The concept of deep medicine, says Marya, contrasts with “shallow medicine,” which tends to focus on the cause of illness originating from a single individual. She says that in working on the book, she and Patel were able to combine their insights and research from years of working with communities around the world into “a discussion of food systems and land use, medicine and biology, histories and cosmologies”.
With her band, Marya has toured 29 different countries over the decades. She says that by returning to the same communities many times over the years, she was able to see certain patterns emerge related to how people got sick and who did or didn’t get sick. She says these observations became the groundwork that ultimately led to the concepts covered in Inflamed.
“The book was born from these ideas while traveling,” she says. “[About 18 years ago] I started noticing that all these different groups that were marginalized or socially oppressed, or from communities that had endured colonization, were suffering. People suffered in very similar ways. I started calling it “colonized syndrome”.
She says the communities she and Patel each had a chance to see and work with informed the story they told in the book, “that our bodies, our societies and our planet are being damaged by the same cosmology that severed our relationship. with each other and to the web of life that keeps us healthy.

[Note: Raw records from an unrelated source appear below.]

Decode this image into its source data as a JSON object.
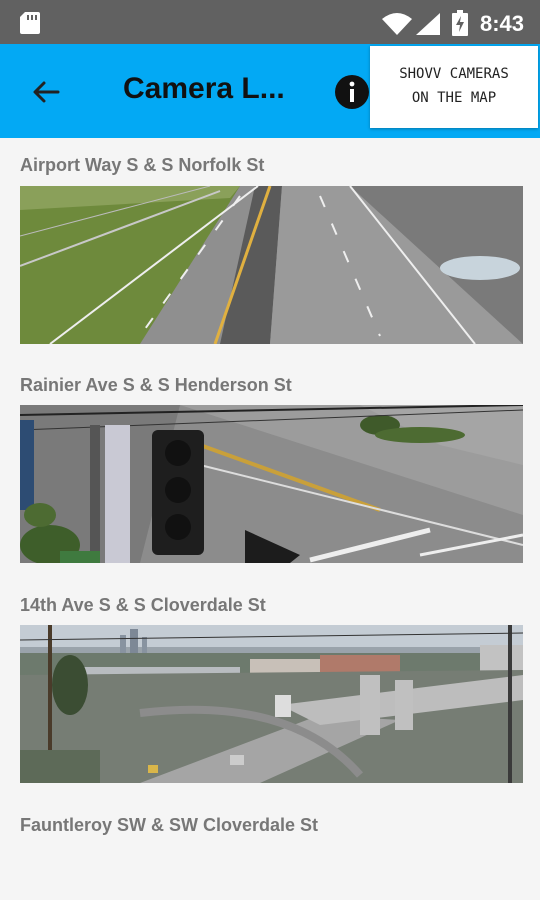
{
  "status_bar": {
    "time": "8:43"
  },
  "app_bar": {
    "title": "Camera L...",
    "back_icon": "arrow-left-icon",
    "info_icon": "info-icon"
  },
  "tooltip": {
    "line1": "SHOVV CAMERAS",
    "line2": "ON THE MAP"
  },
  "cameras": [
    {
      "name": "Airport Way S & S Norfolk St"
    },
    {
      "name": "Rainier Ave S & S Henderson St"
    },
    {
      "name": "14th Ave S & S Cloverdale St"
    },
    {
      "name": "Fauntleroy SW & SW Cloverdale St"
    }
  ],
  "colors": {
    "app_bar": "#03a9f4",
    "status_bar": "#616161",
    "title_text": "#777777"
  }
}
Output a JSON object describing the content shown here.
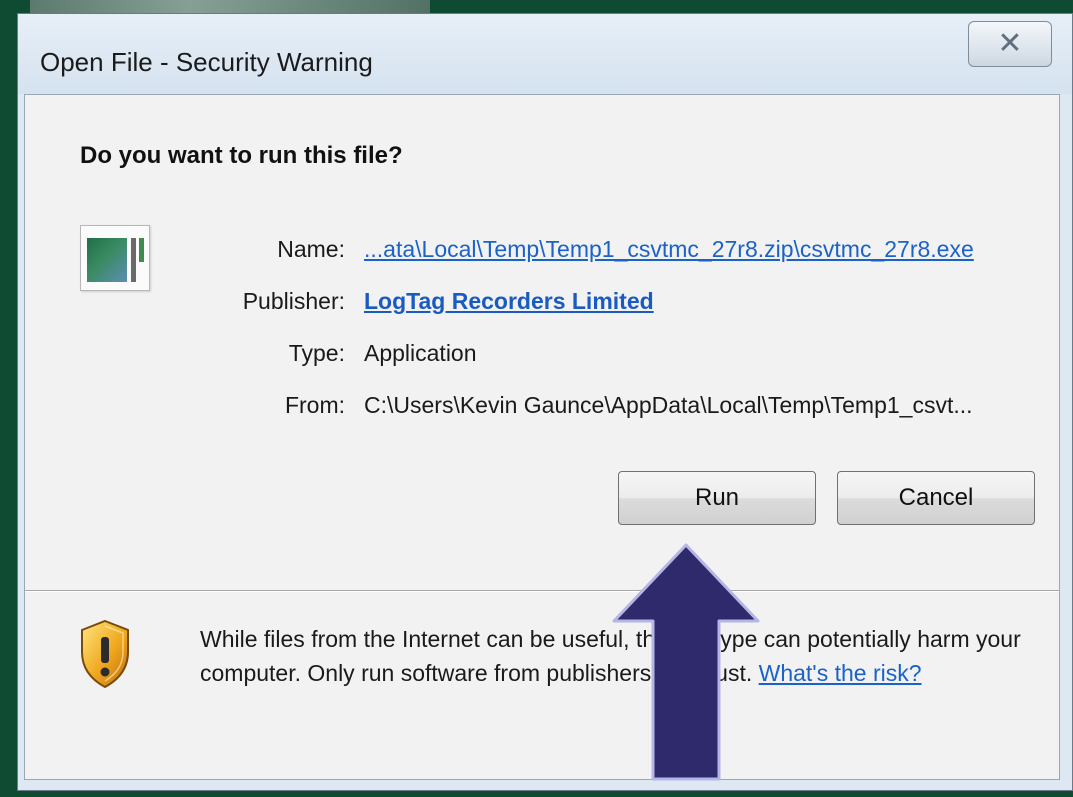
{
  "window": {
    "title": "Open File - Security Warning",
    "close_glyph": "✕"
  },
  "dialog": {
    "question": "Do you want to run this file?",
    "fields": {
      "name_label": "Name:",
      "name_value": "...ata\\Local\\Temp\\Temp1_csvtmc_27r8.zip\\csvtmc_27r8.exe",
      "publisher_label": "Publisher:",
      "publisher_value": "LogTag Recorders Limited",
      "type_label": "Type:",
      "type_value": "Application",
      "from_label": "From:",
      "from_value": "C:\\Users\\Kevin Gaunce\\AppData\\Local\\Temp\\Temp1_csvt..."
    },
    "buttons": {
      "run": "Run",
      "cancel": "Cancel"
    },
    "warning": {
      "text": "While files from the Internet can be useful, this file type can potentially harm your computer. Only run software from publishers you trust.",
      "link": "What's the risk?"
    }
  },
  "icons": {
    "app": "application-icon",
    "shield": "shield-warning-icon",
    "arrow": "arrow-up-icon"
  },
  "colors": {
    "background": "#0f4a33",
    "link": "#1a62c9",
    "arrow_fill": "#2e2a6b",
    "arrow_stroke": "#b7b4e6"
  }
}
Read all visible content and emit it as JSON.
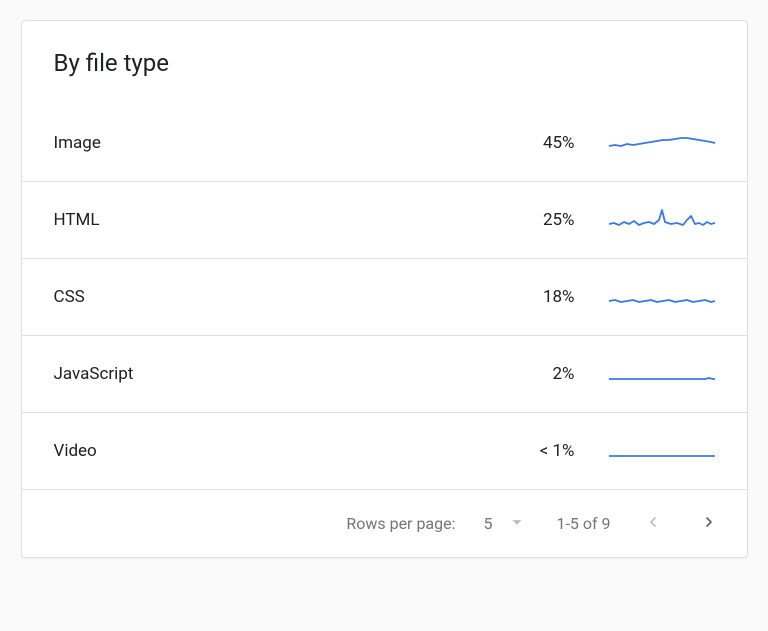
{
  "card": {
    "title": "By file type",
    "rows": [
      {
        "label": "Image",
        "value": "45%"
      },
      {
        "label": "HTML",
        "value": "25%"
      },
      {
        "label": "CSS",
        "value": "18%"
      },
      {
        "label": "JavaScript",
        "value": "2%"
      },
      {
        "label": "Video",
        "value": "< 1%"
      }
    ],
    "spark_color": "#3b78e7"
  },
  "footer": {
    "rows_per_page_label": "Rows per page:",
    "rows_per_page_value": "5",
    "range_text": "1-5 of 9"
  }
}
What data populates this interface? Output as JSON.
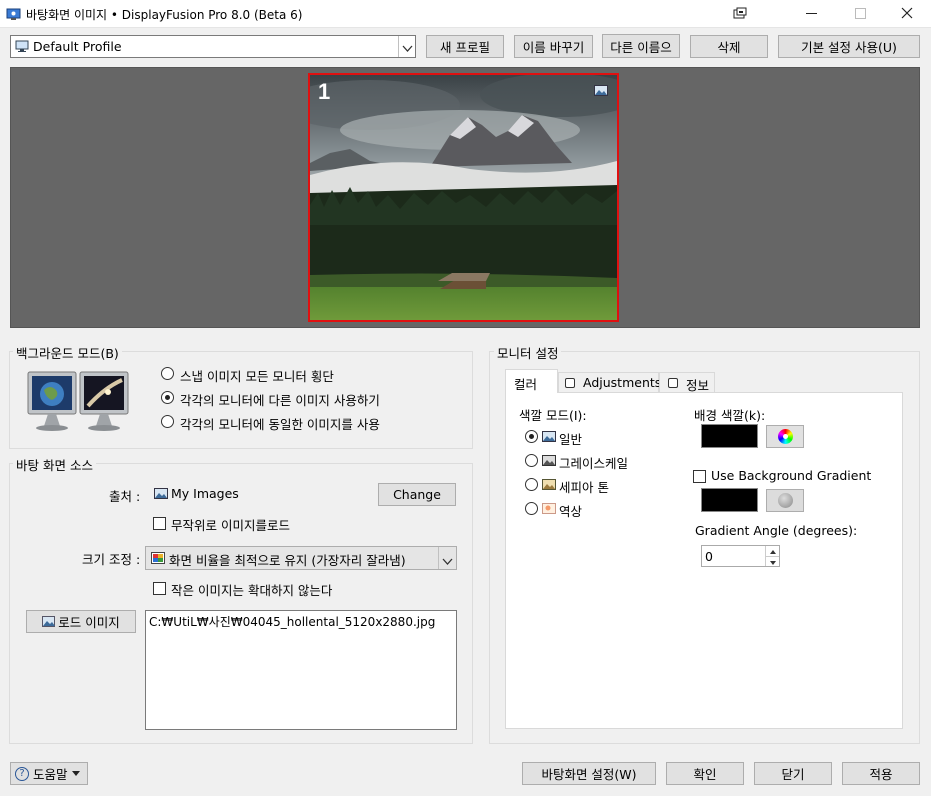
{
  "window": {
    "title": "바탕화면 이미지 • DisplayFusion Pro 8.0 (Beta 6)",
    "controls": [
      "pin",
      "minimize",
      "maximize",
      "close"
    ]
  },
  "profile": {
    "selected": "Default Profile",
    "buttons": {
      "new_profile": "새 프로필",
      "rename": "이름 바꾸기",
      "save_as": "다른 이름으",
      "delete": "삭제",
      "use_default": "기본 설정 사용(U)"
    }
  },
  "preview": {
    "monitor_number": "1",
    "selected_border_color": "#e01010"
  },
  "background_mode": {
    "title": "백그라운드 모드(B)",
    "options": [
      {
        "label": "스냅 이미지 모든 모니터 횡단",
        "selected": false
      },
      {
        "label": "각각의 모니터에 다른 이미지 사용하기",
        "selected": true
      },
      {
        "label": "각각의 모니터에 동일한 이미지를 사용",
        "selected": false
      }
    ]
  },
  "source": {
    "title": "바탕 화면 소스",
    "source_label": "출처 :",
    "source_value": "My Images",
    "change_button": "Change",
    "random_load_label": "무작위로 이미지를로드",
    "random_load_checked": false,
    "resize_label": "크기 조정 :",
    "resize_value": "화면 비율을 최적으로 유지 (가장자리 잘라냄)",
    "no_enlarge_label": "작은 이미지는 확대하지 않는다",
    "no_enlarge_checked": false,
    "load_image_button": "로드 이미지",
    "image_path": "C:₩UtiL₩사진₩04045_hollental_5120x2880.jpg"
  },
  "monitor_settings": {
    "title": "모니터 설정",
    "tabs": [
      "컬러",
      "Adjustments",
      "정보"
    ],
    "active_tab": "컬러",
    "color_mode_label": "색깔 모드(I):",
    "color_modes": [
      {
        "label": "일반",
        "selected": true
      },
      {
        "label": "그레이스케일",
        "selected": false
      },
      {
        "label": "세피아 톤",
        "selected": false
      },
      {
        "label": "역상",
        "selected": false
      }
    ],
    "bg_color_label": "배경 색깔(k):",
    "bg_color": "#000000",
    "use_gradient_label": "Use Background Gradient",
    "use_gradient_checked": false,
    "gradient_color": "#000000",
    "gradient_angle_label": "Gradient Angle (degrees):",
    "gradient_angle_value": "0"
  },
  "footer": {
    "help": "도움말",
    "set_wallpaper": "바탕화면 설정(W)",
    "ok": "확인",
    "close": "닫기",
    "apply": "적용"
  }
}
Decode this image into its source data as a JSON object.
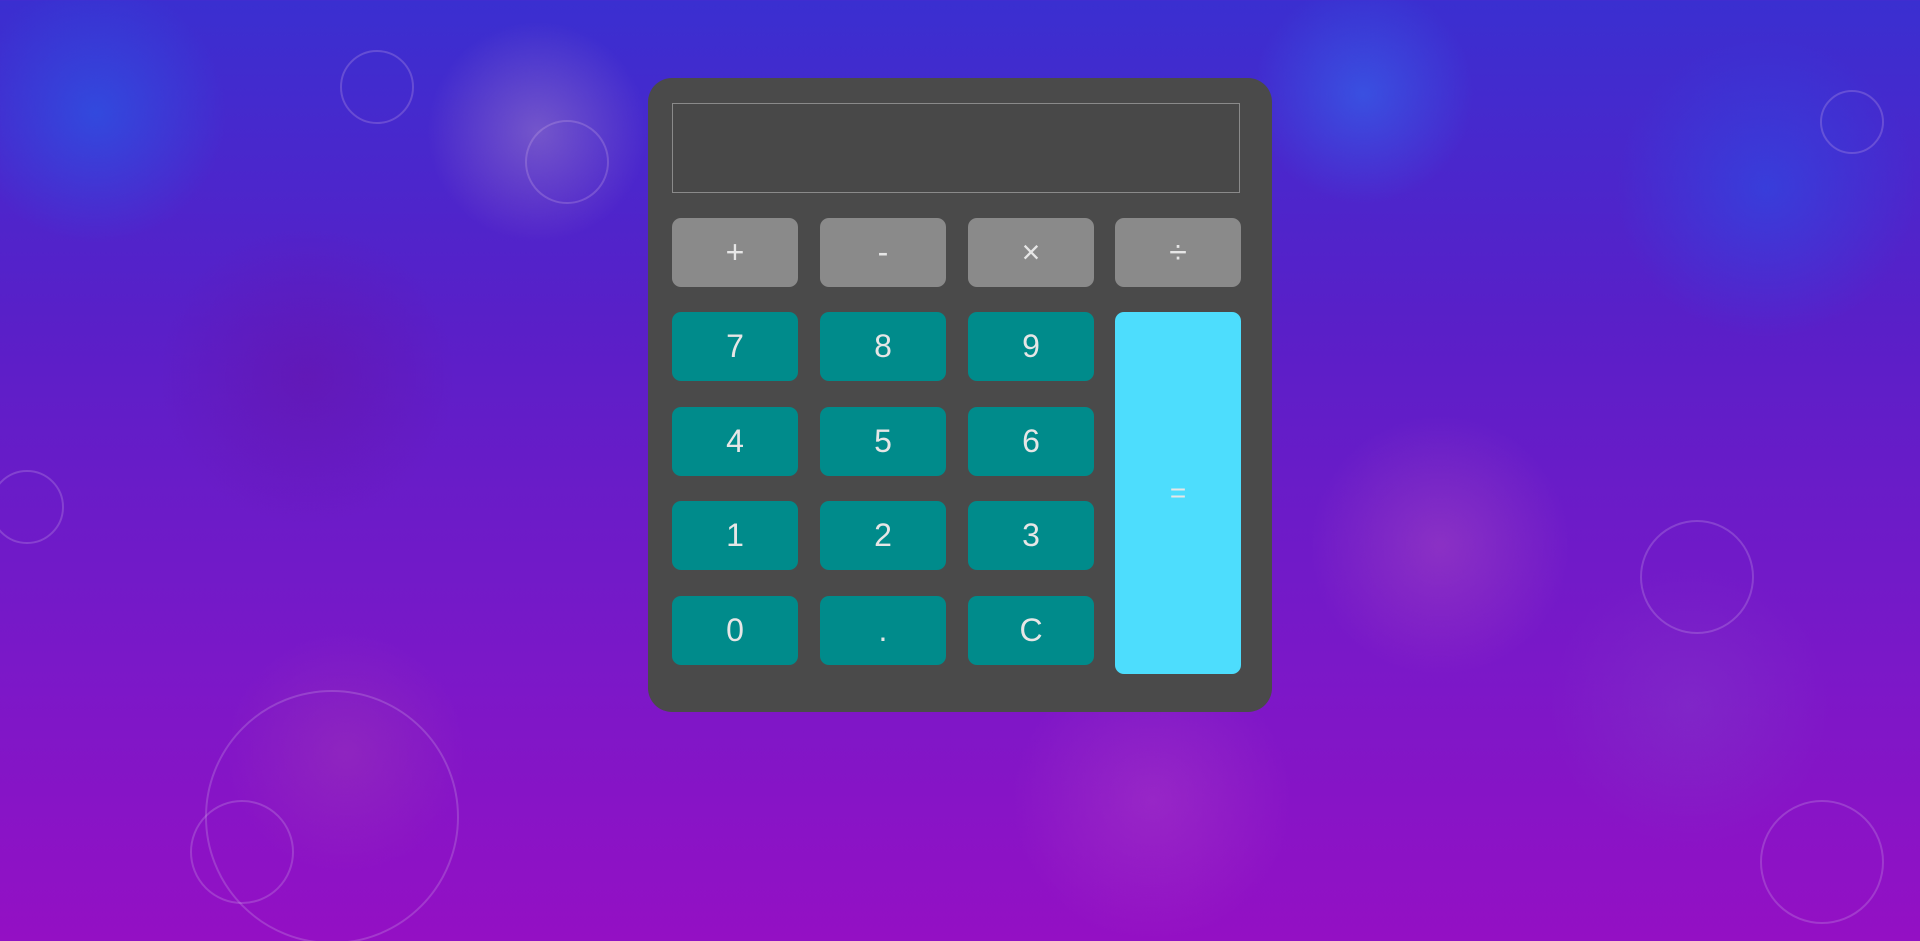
{
  "display": {
    "value": ""
  },
  "operators": [
    {
      "key": "add",
      "label": "+"
    },
    {
      "key": "subtract",
      "label": "-"
    },
    {
      "key": "multiply",
      "label": "×"
    },
    {
      "key": "divide",
      "label": "÷"
    }
  ],
  "digits": {
    "seven": "7",
    "eight": "8",
    "nine": "9",
    "four": "4",
    "five": "5",
    "six": "6",
    "one": "1",
    "two": "2",
    "three": "3",
    "zero": "0",
    "decimal": ".",
    "clear": "C"
  },
  "equals": {
    "label": "="
  },
  "colors": {
    "panel": "#4a4a4a",
    "operator_button": "#8a8a8a",
    "number_button": "#008b8b",
    "equals_button": "#4dddfd",
    "button_text": "#e6e6e6"
  }
}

Patel says that once the two co-authors realized that inflammation was like a nexus between physical health and the many injustices of today’s socio-economic systems, the problem was what was it? what to include and what to omit from the book, as they began to notice evidence everywhere “linking bodily inflammation to that of the planet, and the machinations of colonial capitalism.”
“Once you see inflammation, its pathways, causes, and effects, you can’t ignore it,” he says. “The New York Times ran a room about the race to steal the microbiome from indigenous communities in the Amazon to heal those in the North whose guts have been stripped bare while living in cities,” adds Patel. “This kind of colonial plunder is exactly what we predicted in the book.”
Patel says he enjoyed learning from Marya about how the body “transmits the insults of capitalism through the mind down to the cellular level.”
“Learning how payday loans are associated with higher levels of inflammatory markers, and that the best medicine is not an anti-inflammatory pill but banning payday loans, is something that surprised me. Seems obvious now, but it was a surprising thing to discover while we were writing. [the book].”
Since its publication, says Patel Inflamed has been used and quoted in movements around the world. If he could leave readers with just one takeaway from the book, he says it would be “to organize!”
“There’s nothing in the book that you can really do on your own,” he says. “Of course, eat healthy, turn off your phone at night, sleep well, exercise and spend time connected to the web of life. These are all things that, if you can do them, you probably already do. The problem is that the ability to do this is not evenly distributed. Until everyone is safe, no one is. And capitalism won’t keep everyone safe. So the drug [to cure this situation] is to go beyond capitalism. It is not something that can happen by individual will. Only by collective power. So get organized!
April M. Short is an editor, journalist and documentary editor and producer. She is a writer at Local economy of peace, a project of the Independent Media Institute. Previously, she was an editor at AlterNet as well as an award-winning senior editor for the Santa Cruz, Calif., weekly..
Source: Independent Media Institute
Credit line: This article was produced by Local economy of peacea project of the Independent Media Institute.